You are saying that the statement I quoted from your paper does not contradict Bravyi Et Al.’s proof? What is BGTK? I can’t find it when I search your paper.

I have read Sections 4.1 and 4.2 of your paper and i don’t “see it” as you say; because your claim that NISQ devices are low-level classical computational devices goes against what Bravyi Et Al. proved.

• Gil Kalai says:

Victory,
BGTK should be BGKT Bravyi, Gosset, Koenig, and Tomamichel.

two questions:

1) Do you regard Bravyi Et Al.’s construction as belonging to the NISQ regime?

2) There is a specific object needed for Bravy et al. that the argument in Section 4.1 (or 4.2) in my paper asserts that it cannot be constructed. Can you see what it is?

• Victory Omole says:

I can’t seem to comment directly on you latest comment.
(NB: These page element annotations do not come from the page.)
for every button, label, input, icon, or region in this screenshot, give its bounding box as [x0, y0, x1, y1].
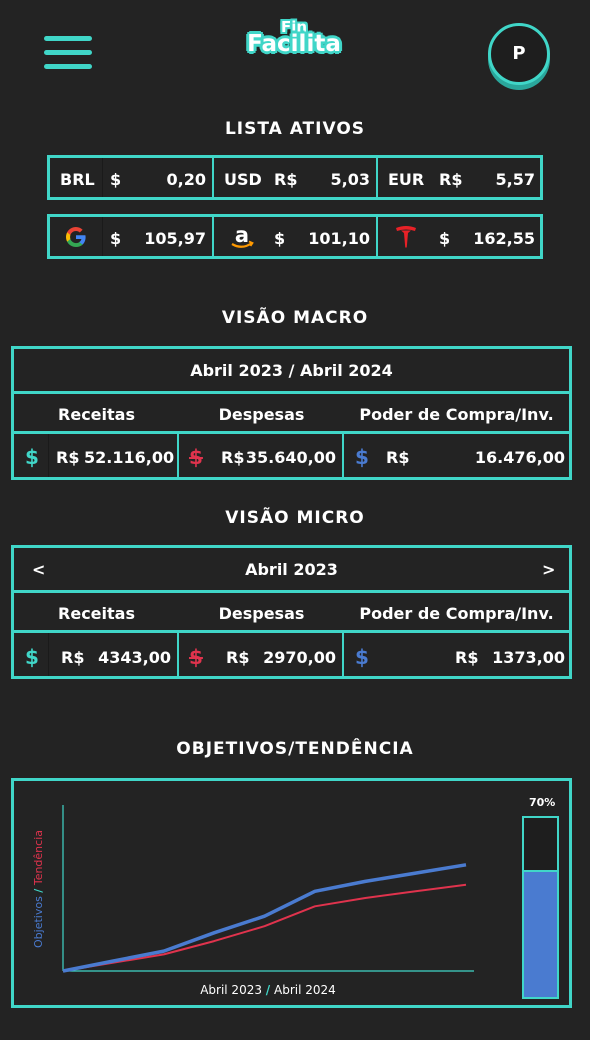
currency-code: USD: [224, 170, 262, 189]
series-line-objetivos: [62, 863, 467, 973]
logo-bottom-text: Facilita: [247, 31, 341, 57]
stock-symbol: $: [274, 229, 286, 248]
macro-title: VISÃO MACRO: [221, 308, 369, 328]
macro-income-value: 52.116,00: [84, 448, 175, 467]
y-label-objetivos: Objetivos: [32, 896, 45, 948]
progress-label: 70%: [529, 796, 556, 809]
x-label-sep: /: [266, 983, 271, 997]
google-icon: [64, 225, 88, 249]
assets-title: LISTA ATIVOS: [224, 119, 366, 139]
objectives-title: OBJETIVOS/TENDÊNCIA: [176, 739, 414, 759]
stock-row: $ 105,97 a $ 101,10 $ 162,55: [47, 214, 543, 259]
currency-symbol: R$: [439, 170, 463, 189]
currency-value: 5,57: [495, 170, 535, 189]
macro-power-currency: R$: [386, 448, 410, 467]
power-dollar-icon: $: [355, 645, 369, 669]
y-label-sep: /: [32, 888, 45, 893]
micro-panel: < Abril 2023 > Receitas Despesas Poder d…: [11, 545, 572, 679]
micro-expense-value: 2970,00: [263, 648, 336, 667]
macro-power-header: Poder de Compra/Inv.: [359, 405, 554, 424]
micro-income-value: 4343,00: [98, 648, 171, 667]
currency-value: 5,03: [330, 170, 370, 189]
macro-income-currency: R$: [56, 448, 80, 467]
x-label-start: Abril 2023: [200, 983, 262, 997]
expense-dollar-icon: $: [189, 645, 203, 669]
progress-bar: [522, 816, 559, 999]
currency-row: BRL $ 0,20 USD R$ 5,03 EUR R$ 5,57: [47, 155, 543, 200]
currency-symbol: $: [110, 170, 122, 189]
currency-value: 0,20: [166, 170, 206, 189]
macro-expense-currency: R$: [221, 448, 245, 467]
macro-power-value: 16.476,00: [474, 448, 565, 467]
tesla-icon: [394, 225, 418, 249]
svg-text:Objetivos / Te: Objetivos / Tendência: [32, 830, 45, 948]
micro-power-currency: R$: [455, 648, 479, 667]
x-label-end: Abril 2024: [274, 983, 336, 997]
stock-value: 101,10: [308, 229, 370, 248]
y-label-tendencia: Tendência: [32, 830, 45, 886]
micro-expense-currency: R$: [226, 648, 250, 667]
avatar-letter: P: [512, 43, 526, 64]
expense-dollar-icon: $: [189, 445, 203, 469]
currency-symbol: R$: [274, 170, 298, 189]
amazon-icon: a: [229, 223, 255, 250]
micro-income-currency: R$: [61, 648, 85, 667]
macro-expense-value: 35.640,00: [245, 448, 336, 467]
svg-text:a: a: [235, 224, 249, 247]
micro-period: Abril 2023: [245, 560, 338, 579]
stock-symbol: $: [439, 229, 451, 248]
objectives-panel: Objetivos / Tendência Abril 2023 / Abril…: [11, 778, 572, 1008]
avatar[interactable]: P: [488, 23, 550, 85]
micro-income-header: Receitas: [58, 604, 135, 623]
trend-chart: Objetivos / Tendência Abril 2023 / Abril…: [32, 805, 474, 997]
macro-expense-header: Despesas: [218, 405, 305, 424]
y-axis-label: Objetivos / Tendência: [32, 830, 45, 948]
next-month-button[interactable]: >: [542, 560, 555, 579]
power-dollar-icon: $: [355, 445, 369, 469]
stock-symbol: $: [110, 229, 122, 248]
progress-fill: [524, 870, 557, 997]
micro-power-value: 1373,00: [492, 648, 565, 667]
menu-icon[interactable]: [44, 36, 92, 70]
currency-code: EUR: [388, 170, 425, 189]
micro-expense-header: Despesas: [218, 604, 305, 623]
dollar-icon: $: [25, 445, 39, 469]
dollar-icon: $: [25, 645, 39, 669]
micro-title: VISÃO MICRO: [225, 508, 365, 528]
currency-code: BRL: [60, 170, 95, 189]
x-axis-label: Abril 2023 / Abril 2024: [200, 983, 336, 997]
stock-value: 162,55: [473, 229, 535, 248]
macro-period: Abril 2023 / Abril 2024: [190, 361, 393, 380]
stock-value: 105,97: [144, 229, 206, 248]
macro-income-header: Receitas: [58, 405, 135, 424]
macro-panel: Abril 2023 / Abril 2024 Receitas Despesa…: [11, 346, 572, 480]
app-logo: Fin Facilita: [240, 18, 348, 62]
micro-power-header: Poder de Compra/Inv.: [359, 604, 554, 623]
You are probably right about Bravyi Et Al.’s not being NISQy and I think the construction that’s needed that you are talking about is that the error threshold is not low enough for NISQ devices to give an advantage.

• Gil Kalai says:

Right, Victory. I also would not regard Bravyi et al.’s construction as a construction in the NISQ regime.

For my second question I refer to specific gadget that Bravi et al. uses and that my argument specifically asserts that it cannot be build. Do you see what I refer to?

• Victory Omole says:

While looking at section 4.1 and 4.2, i don’t see what gadget you are referring to.

• Gil Kalai says:

Victory, I referred to quantum error-correcting codes. As far as I can see, Bravyi et al. relies on the ability to construct quantum error correcting codes in the NISQ regime.

2. Vijay Vazirani says:

Thank you for telling us about a very beautiful result Gil!
A question:
Is there always a permutation of the columns of your grid so the diagonal is also a basis?

• Vijay Vazirani says:

If the answer is yes to the previous question, how many perfect matchings of this matrix can simultaneously be bases? What are min and max?

• Rose McCarty says:

The answer is no when B_1=B_2 is the basis {(1,0), (0,1)} for R^2, becuase the diagonal is forced to have dimension 1. But this is not very satisfying – what about an example where the matroid on n^2 elements is simple?

• Vijay Vazirani says:

Thank you, Rose, for refining the question!

3. Gil Kalai says:

Dear Vijay, these are excellent questions. Unfortunately I dont know the answer even to the first but it might be easy. I hope some reader of the blog could answer. I will think about it.